AS IT Is ON EARTH (111 pp.)--Jules Remains--Macmillan ($4).

In the 27 novels that comprise Jules Romains's Men of Good Will, characters wander across the face of history, vaguely searching for their meaning. When the final volume was published, it was clear that for all his effort, despite brilliant vignettes and telling insights, Romains had achieved only a grandeur of detail, a vivid anatomical drawing of French society. Now, in a slim volume that might also be a coda-like summary, Romains abandons the study of history close-up and attempts a view from afar.

Posing as "an alien curiosity" from outer space, Romains reports on the earth as it might appear to a canny Martian.

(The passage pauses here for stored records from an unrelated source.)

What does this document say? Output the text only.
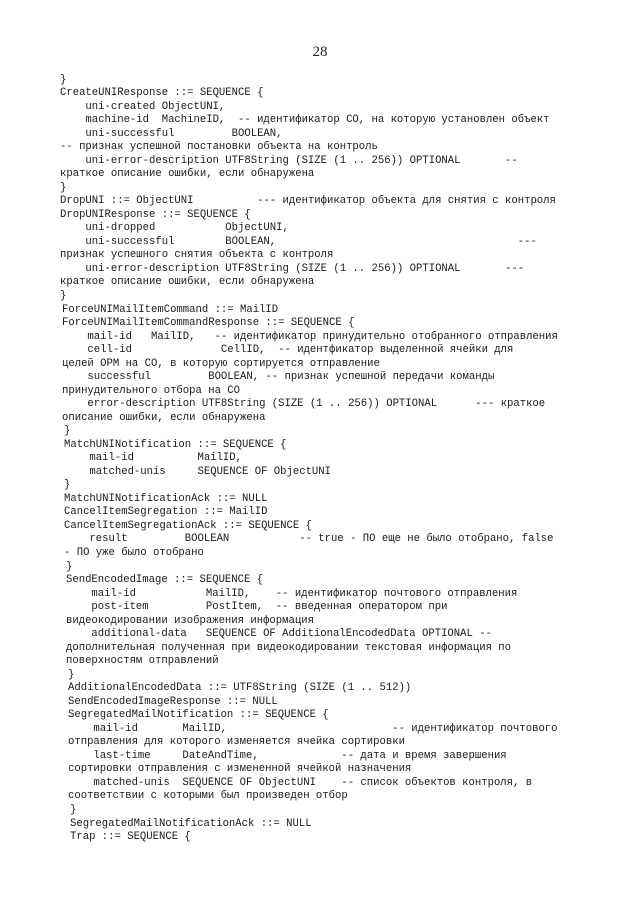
28
}
CreateUNIResponse ::= SEQUENCE {
uni-created ObjectUNI,
machine-id  MachineID,  -- идентификатор СО, на которую установлен объект
uni-successful         BOOLEAN,
-- признак успешной постановки объекта на контроль
uni-error-description UTF8String (SIZE (1 .. 256)) OPTIONAL       --
краткое описание ошибки, если обнаружена
}
DropUNI ::= ObjectUNI          --- идентификатор объекта для снятия с контроля
DropUNIResponse ::= SEQUENCE {
uni-dropped           ObjectUNI,
uni-successful        BOOLEAN,                                      ---
признак успешного снятия объекта с контроля
uni-error-description UTF8String (SIZE (1 .. 256)) OPTIONAL       ---
краткое описание ошибки, если обнаружена
}
ForceUNIMailItemCommand ::= MailID
ForceUNIMailItemCommandResponse ::= SEQUENCE {
mail-id   MailID,   -- идентификатор принудительно отобранного отправления
cell-id              CellID,  -- идентфикатор выделенной ячейки для
целей ОРМ на СО, в которую сортируется отправление
successful         BOOLEAN, -- признак успешной передачи команды
принудительного отбора на СО
error-description UTF8String (SIZE (1 .. 256)) OPTIONAL      --- краткое
описание ошибки, если обнаружена
}
MatchUNINotification ::= SEQUENCE {
mail-id          MailID,
matched-unis     SEQUENCE OF ObjectUNI
}
MatchUNINotificationAck ::= NULL
CancelItemSegregation ::= MailID
CancelItemSegregationAck ::= SEQUENCE {
result         BOOLEAN           -- true - ПО еще не было отобрано, false
- ПО уже было отобрано
}
SendEncodedImage ::= SEQUENCE {
mail-id           MailID,    -- идентификатор почтового отправления
post-item         PostItem,  -- введенная оператором при
видеокодировании изображения информация
additional-data   SEQUENCE OF AdditionalEncodedData OPTIONAL --
дополнительная полученная при видеокодировании текстовая информация по
поверхностям отправлений
}
AdditionalEncodedData ::= UTF8String (SIZE (1 .. 512))
SendEncodedImageResponse ::= NULL
SegregatedMailNotification ::= SEQUENCE {
mail-id       MailID,                          -- идентификатор почтового
отправления для которого изменяется ячейка сортировки
last-time     DateAndTime,             -- дата и время завершения
сортировки отправления с измененной ячейкой назначения
matched-unis  SEQUENCE OF ObjectUNI    -- список объектов контроля, в
соответствии с которыми был произведен отбор
}
SegregatedMailNotificationAck ::= NULL
Trap ::= SEQUENCE {
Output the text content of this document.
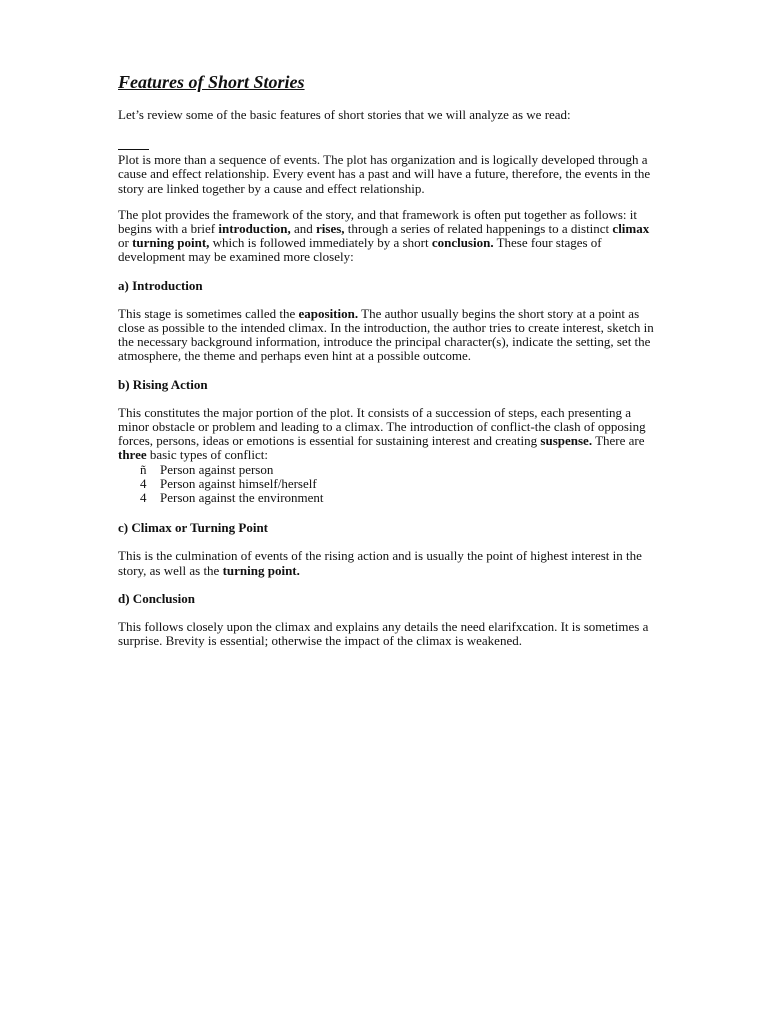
Features of Short Stories

Let’s review some of the basic features of short stories that we will analyze as we read:

Plot is more than a sequence of events. The plot has organization and is logically developed through a cause and effect relationship. Every event has a past and will have a future, therefore, the events in the story are linked together by a cause and effect relationship.

The plot provides the framework of the story, and that framework is often put together as follows: it begins with a brief introduction, and rises, through a series of related happenings to a distinct climax or turning point, which is followed immediately by a short conclusion. These four stages of development may be examined more closely:

a) Introduction

This stage is sometimes called the eaposition. The author usually begins the short story at a point as close as possible to the intended climax. In the introduction, the author tries to create interest, sketch in the necessary background information, introduce the principal character(s), indicate the setting, set the atmosphere, the theme and perhaps even hint at a possible outcome.

b) Rising Action

This constitutes the major portion of the plot. It consists of a succession of steps, each presenting a minor obstacle or problem and leading to a climax. The introduction of conflict-the clash of opposing forces, persons, ideas or emotions is essential for sustaining interest and creating suspense. There are three basic types of conflict:

ñ	Person against person
4	Person against himself/herself
4	Person against the environment
c) Climax or Turning Point

This is the culmination of events of the rising action and is usually the point of highest interest in the story, as well as the turning point.

d) Conclusion

This follows closely upon the climax and explains any details the need elarifxcation. It is sometimes a surprise. Brevity is essential; otherwise the impact of the climax is weakened.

Romains's Martian observes everything with an innocent eye. Earth's landscape is scarred by "agglomerations" and "filaments" called cities and roads; its inhabitants "walk about in flexible, artificial envelopes called clothing." But soon he is dealing with the more interesting question of earth's society. "Morality," he writes, "seems to be a product--and a precarious one--of civilized life, and corresponds to no profound needs within the individual"; as for religion, its "prayers, rites and ceremonies suffice in the eyes of many, particularly women, to excuse other aspects of behavior." Man's accomplishments, he finds, suffer from their very perfection; in fact, man's basic fault seems to be his inability to leave well enough alone. Artists "seek novelty by gradually turning away from perfection." Art, music, literature and architecture are diminished by "introducing numerous elements which the concern for perfection had either eliminated or condemned during the course of time." Philosophy, jealous of the progress of science, tries to "acquire something of science's prestige by dissimulating the meaninglessness of its task behind an incomprehensible jargon."

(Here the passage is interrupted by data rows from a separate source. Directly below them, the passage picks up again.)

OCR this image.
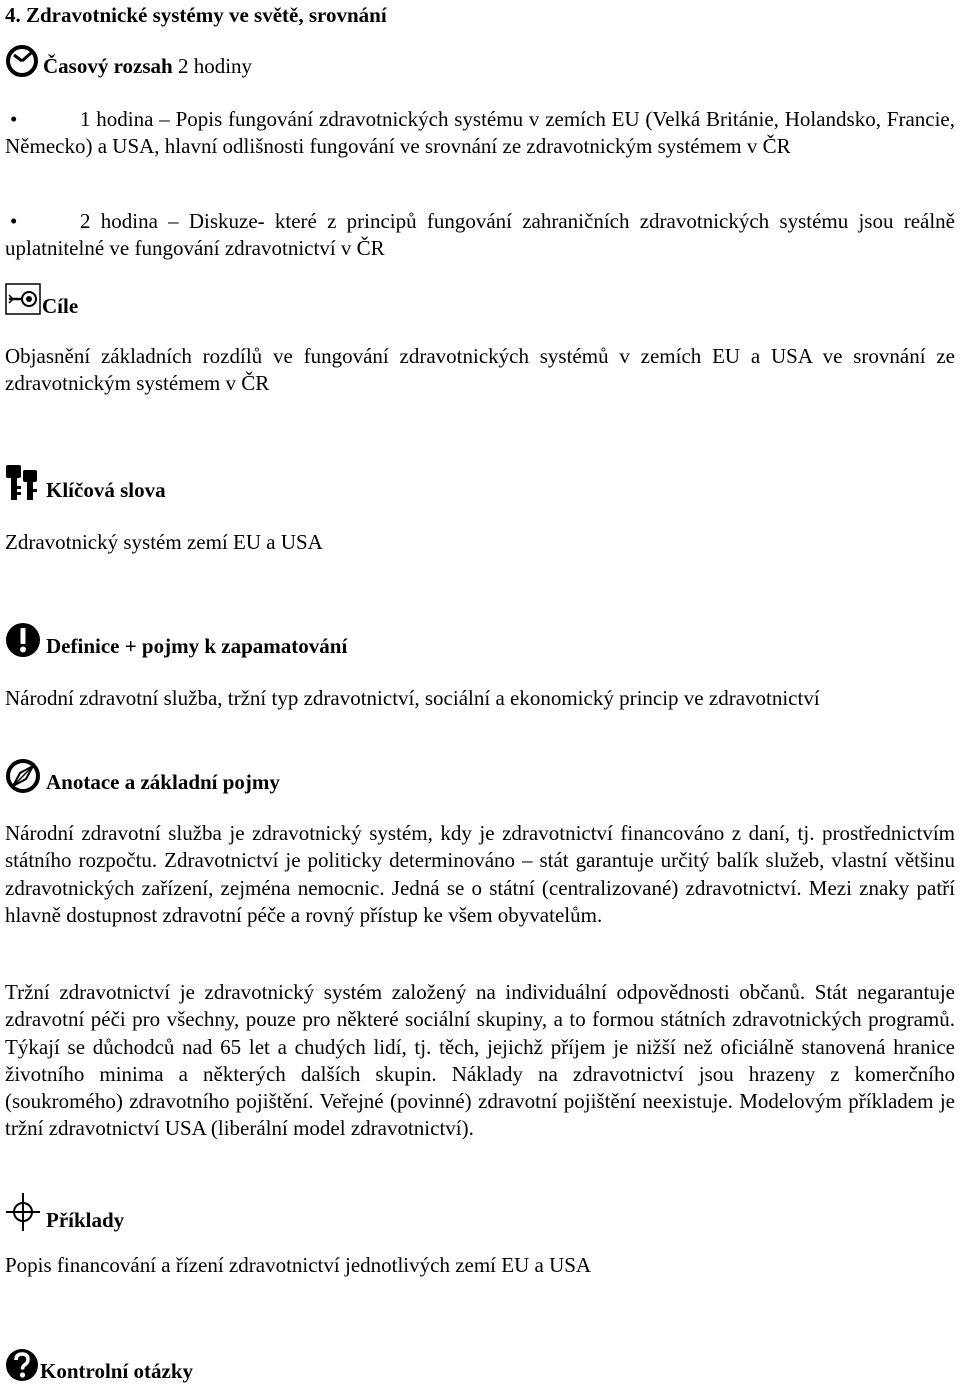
4. Zdravotnické systémy ve světě, srovnání
Časový rozsah 2 hodiny
•	1 hodina – Popis fungování zdravotnických systému v zemích EU (Velká Británie, Holandsko, Francie, Německo) a USA, hlavní odlišnosti fungování ve srovnání ze zdravotnickým systémem v ČR
•	2 hodina – Diskuze- které z principů fungování zahraničních zdravotnických systému jsou reálně uplatnitelné ve fungování zdravotnictví v ČR
Cíle
Objasnění základních rozdílů ve fungování zdravotnických systémů v zemích EU a USA ve srovnání ze zdravotnickým systémem v ČR
Klíčová slova
Zdravotnický systém zemí EU a USA
Definice + pojmy k zapamatování
Národní zdravotní služba, tržní typ zdravotnictví, sociální a ekonomický princip ve zdravotnictví
Anotace a základní pojmy
Národní zdravotní služba je zdravotnický systém, kdy je zdravotnictví financováno z daní, tj. prostřednictvím státního rozpočtu. Zdravotnictví je politicky determinováno – stát garantuje určitý balík služeb, vlastní většinu zdravotnických zařízení, zejména nemocnic. Jedná se o státní (centralizované) zdravotnictví. Mezi znaky patří hlavně dostupnost zdravotní péče a rovný přístup ke všem obyvatelům.
Tržní zdravotnictví je zdravotnický systém založený na individuální odpovědnosti občanů. Stát negarantuje zdravotní péči pro všechny, pouze pro některé sociální skupiny, a to formou státních zdravotnických programů. Týkají se důchodců nad 65 let a chudých lidí, tj. těch, jejichž příjem je nižší než oficiálně stanovená hranice životního minima a některých dalších skupin. Náklady na zdravotnictví jsou hrazeny z komerčního (soukromého) zdravotního pojištění. Veřejné (povinné) zdravotní pojištění neexistuje. Modelovým příkladem je tržní zdravotnictví USA (liberální model zdravotnictví).
Příklady
Popis financování a řízení zdravotnictví jednotlivých zemí EU a USA
Kontrolní otázky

Systematically, Romains's extraterrestrial observer examines each of man's achievements and judges each a sad reminder of its better past. But inescapably, a question arises: How can this Martian be so filled with nostalgia for a world he never knew? It is then that the mask falls away--it is not a book of discovery, but a book of reminiscence. Romains, an old man (now 76), has written an old man's book, and in the end, he offers a warning drawn from the only lesson Men of Good Will taught: there is one art man has never perfected, and that is the art of getting along with other men. Unless he masters it, Romains concludes, his very genius will lead him to catastrophe.